Livestock industries – in particular extensive operations – have not always had the same focus from investors that some of the other agricultural industries received. According to Rabobank, this seems to be changing, and the focus on and opportunities for innovation in larger livestock supply chains are growing.
“We believe that research and innovation in the beef industry will continue to evolve but we are currently enabled by two main catalysts that will stimulate this further. Firstly, new investors in the space and secondly, the sustainability drive that not only seeks production improvements but also creates wider community interest in driving improvements, which in itself generates investor interest,” said Angus Gidley-Baird, senior analyst of Animal Protein at Rabobank.
New investment is flowing into agriculture, including entrepreneurs, venture capital, and established companies that are already committed to animal protein supply chains. When F&A started attracting the interest of venture capital about a decade ago, most investments were made in cropping, but the signs of investor interest shifting a little toward animal protein supply chains are starting to emerge.

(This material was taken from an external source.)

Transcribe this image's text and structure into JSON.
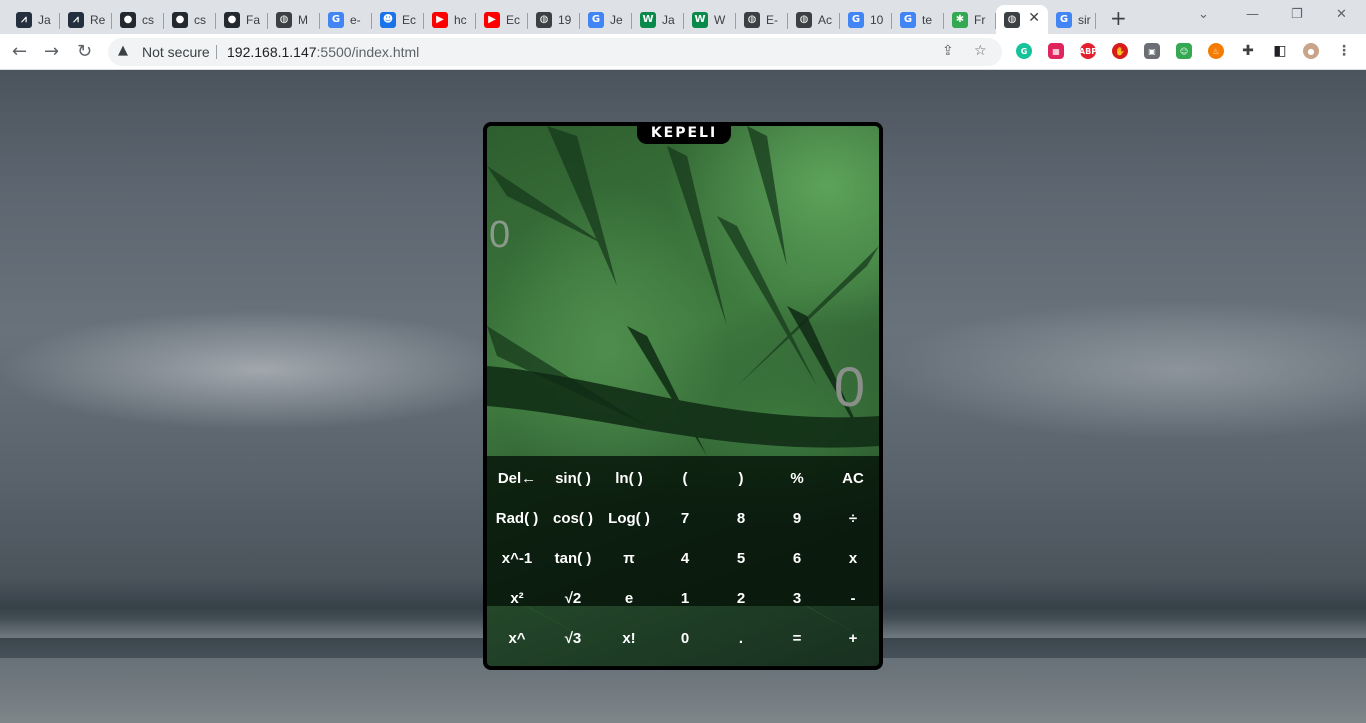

“But it’s not just venture capital seeking out research and innovation in livestock. The increasing societal concerns surrounding the environment are motivating leading companies to invest heavily in research that will help produce better environmental outcomes. These social and environmental motivators, we believe, will stimulate innovation in livestock and provide incentives beyond the traditional economic multipliers,” explained Gidley-Baird.
While many new innovations exist across the beef industry, Rabobank has identified the ones believed to create the most impact on the industry.
- Maximizing the potential of genetics, genomics and breeding. Unlocking advances in genetics and genomics has the ability to address many of the problems in the industry, from improving eating quality to reducing environmental footprints to increasing productivity.
- Improved nutrition and feed additives. A shorter-term solution to managing issues like enteric methane production and increasing productivity.
- Improved monitoring and data analysis. Wearable devices are slowly coming of age, with improved sensors, functionality, telematics, and battery life. Early detection of animal health issues, physical monitoring of cattle movements, including virtual fencing, monitoring of feed and rumination, and in-field and remote weighing, are just some of the areas of potential for wearable devices.
- Landscape management. Better integrating livestock into the landscape and managing nutrient run-off and vegetation removal can lead to environmental benefits but also create productivity benefits.